A Menagerie Feels The Fire

This racy graphic tale of Partition scoops out reality and allegorises the state of the nation

A Menagerie Feels The Fire A Menagerie Feels The Fire

Before we get into the paratha and potatoes of this story, let’s be clear that this is not another Partition tale rising from the tomes—non-fiction and pulp alike—that we have swallowed, ruminated and digested. Countless depictions of those horrific days, since the Radcliffe Line was drawn and millions were uprooted from their hearths, have made most of these tales a stale topic; almost cartoonish at times. In a way, we have become desensitised to those horrors. Then again, Chhotu is a Partition story—“a parable of the past that is not removed from the present”. Part novel, part art and equal parts tender love and boundless suffering, this coming-of-age story is a commentary on something more pervasive and endemic if you scratch beneath the surface. It is a commentary on the violence and oppression that persist to this day.

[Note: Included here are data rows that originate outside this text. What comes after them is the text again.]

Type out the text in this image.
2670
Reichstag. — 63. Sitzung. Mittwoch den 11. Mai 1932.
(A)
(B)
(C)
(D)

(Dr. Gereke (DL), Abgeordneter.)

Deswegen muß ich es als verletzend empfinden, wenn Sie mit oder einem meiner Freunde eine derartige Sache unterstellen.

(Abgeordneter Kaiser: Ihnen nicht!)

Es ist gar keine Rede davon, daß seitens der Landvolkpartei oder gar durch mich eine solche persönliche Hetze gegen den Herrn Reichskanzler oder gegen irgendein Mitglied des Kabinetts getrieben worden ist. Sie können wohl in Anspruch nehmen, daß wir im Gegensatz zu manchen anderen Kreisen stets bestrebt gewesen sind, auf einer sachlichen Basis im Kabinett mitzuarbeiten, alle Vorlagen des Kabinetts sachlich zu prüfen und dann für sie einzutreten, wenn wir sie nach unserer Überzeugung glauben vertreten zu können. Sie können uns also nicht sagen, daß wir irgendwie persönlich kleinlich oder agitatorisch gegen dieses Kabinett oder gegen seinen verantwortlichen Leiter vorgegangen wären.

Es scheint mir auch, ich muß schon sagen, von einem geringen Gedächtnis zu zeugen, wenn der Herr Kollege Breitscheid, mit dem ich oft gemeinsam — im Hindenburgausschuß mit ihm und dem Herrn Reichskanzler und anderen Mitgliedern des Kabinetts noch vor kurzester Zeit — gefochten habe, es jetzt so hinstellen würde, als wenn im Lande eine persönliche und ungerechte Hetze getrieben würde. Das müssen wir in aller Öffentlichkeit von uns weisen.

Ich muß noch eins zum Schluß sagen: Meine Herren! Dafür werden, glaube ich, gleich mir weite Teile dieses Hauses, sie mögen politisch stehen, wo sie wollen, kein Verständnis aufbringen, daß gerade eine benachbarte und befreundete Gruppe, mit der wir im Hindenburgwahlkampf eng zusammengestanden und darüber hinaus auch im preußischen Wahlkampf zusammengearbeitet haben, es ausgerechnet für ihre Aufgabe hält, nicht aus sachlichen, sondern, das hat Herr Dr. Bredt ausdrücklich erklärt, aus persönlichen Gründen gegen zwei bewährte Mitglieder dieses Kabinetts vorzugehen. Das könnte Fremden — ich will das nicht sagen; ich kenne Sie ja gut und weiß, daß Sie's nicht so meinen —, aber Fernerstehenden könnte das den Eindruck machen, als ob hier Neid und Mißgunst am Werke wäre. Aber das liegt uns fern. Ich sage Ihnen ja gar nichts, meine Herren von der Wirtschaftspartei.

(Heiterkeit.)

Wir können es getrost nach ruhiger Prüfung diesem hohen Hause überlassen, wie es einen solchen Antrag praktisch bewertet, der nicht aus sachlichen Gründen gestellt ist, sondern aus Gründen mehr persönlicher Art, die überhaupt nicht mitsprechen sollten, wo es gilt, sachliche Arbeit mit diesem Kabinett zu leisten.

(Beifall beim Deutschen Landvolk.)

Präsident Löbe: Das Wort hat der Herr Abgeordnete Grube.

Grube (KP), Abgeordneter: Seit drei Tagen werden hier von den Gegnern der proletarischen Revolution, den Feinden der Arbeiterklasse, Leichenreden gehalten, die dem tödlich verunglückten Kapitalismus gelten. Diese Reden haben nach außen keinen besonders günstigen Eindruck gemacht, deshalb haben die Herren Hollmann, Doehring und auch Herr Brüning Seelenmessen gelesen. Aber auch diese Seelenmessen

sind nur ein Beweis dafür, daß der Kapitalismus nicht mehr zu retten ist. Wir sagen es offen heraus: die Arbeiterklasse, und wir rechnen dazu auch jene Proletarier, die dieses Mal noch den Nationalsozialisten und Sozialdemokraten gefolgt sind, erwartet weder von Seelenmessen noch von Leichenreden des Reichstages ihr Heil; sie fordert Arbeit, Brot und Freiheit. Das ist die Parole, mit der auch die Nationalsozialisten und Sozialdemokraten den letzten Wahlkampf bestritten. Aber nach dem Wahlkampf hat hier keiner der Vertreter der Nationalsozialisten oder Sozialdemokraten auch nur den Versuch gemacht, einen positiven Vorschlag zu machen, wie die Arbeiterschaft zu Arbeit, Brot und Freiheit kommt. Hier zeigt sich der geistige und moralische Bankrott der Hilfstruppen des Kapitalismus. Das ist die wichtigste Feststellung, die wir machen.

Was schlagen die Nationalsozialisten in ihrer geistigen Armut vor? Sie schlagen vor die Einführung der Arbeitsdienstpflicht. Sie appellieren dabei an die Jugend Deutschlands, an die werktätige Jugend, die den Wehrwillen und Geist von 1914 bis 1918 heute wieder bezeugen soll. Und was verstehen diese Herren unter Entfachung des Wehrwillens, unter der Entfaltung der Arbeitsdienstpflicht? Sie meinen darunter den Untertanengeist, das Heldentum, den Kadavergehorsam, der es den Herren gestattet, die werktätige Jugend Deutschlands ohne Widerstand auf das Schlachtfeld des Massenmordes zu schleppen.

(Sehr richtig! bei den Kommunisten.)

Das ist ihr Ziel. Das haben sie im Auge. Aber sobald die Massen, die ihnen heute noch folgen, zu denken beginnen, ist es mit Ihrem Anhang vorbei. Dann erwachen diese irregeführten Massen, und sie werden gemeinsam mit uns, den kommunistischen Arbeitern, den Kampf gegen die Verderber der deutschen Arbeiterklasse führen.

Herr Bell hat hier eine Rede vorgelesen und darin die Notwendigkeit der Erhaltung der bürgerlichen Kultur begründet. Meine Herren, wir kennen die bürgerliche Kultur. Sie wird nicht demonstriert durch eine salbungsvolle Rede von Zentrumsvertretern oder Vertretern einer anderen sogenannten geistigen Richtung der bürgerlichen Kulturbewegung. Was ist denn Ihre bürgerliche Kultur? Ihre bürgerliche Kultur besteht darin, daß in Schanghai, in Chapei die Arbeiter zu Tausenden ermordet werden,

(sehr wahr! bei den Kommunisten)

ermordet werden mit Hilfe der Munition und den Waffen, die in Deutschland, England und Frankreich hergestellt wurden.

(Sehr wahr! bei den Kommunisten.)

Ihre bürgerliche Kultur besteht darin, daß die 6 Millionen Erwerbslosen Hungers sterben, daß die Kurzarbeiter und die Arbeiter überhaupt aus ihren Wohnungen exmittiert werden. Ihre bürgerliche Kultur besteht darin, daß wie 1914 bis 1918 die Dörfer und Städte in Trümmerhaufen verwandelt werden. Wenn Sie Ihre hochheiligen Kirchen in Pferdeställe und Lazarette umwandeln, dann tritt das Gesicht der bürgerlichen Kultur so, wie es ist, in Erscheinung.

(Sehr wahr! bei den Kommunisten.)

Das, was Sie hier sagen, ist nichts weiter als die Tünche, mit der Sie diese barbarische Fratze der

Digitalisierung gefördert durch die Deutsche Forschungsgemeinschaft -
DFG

On the face of it, Chhotu is about Chhotu, the orphan—a slap-happy schoolboy growing up in the lanes of Chandni Chowk, with best friend Pandey and love interest Heer, the new girl in the local­ity and school. The British are about to leave, freedom is a matter of days but something sinister is shuffling in the horizon. Just when Chhotu’s love is about to blossom, an aloo crisis hits uncle Bapu’s paratha business. The story then trapezes through a snaggle of pol­itical upheavals, communal blood-savagery and personal intrigue—almost Bollywoodish, like the “golden age SRK trifecta: K3G, Kuch Kuch, and DDLJ”. But all along, you could feel love radiating from the pages, up to a letter from Srinagar at the end.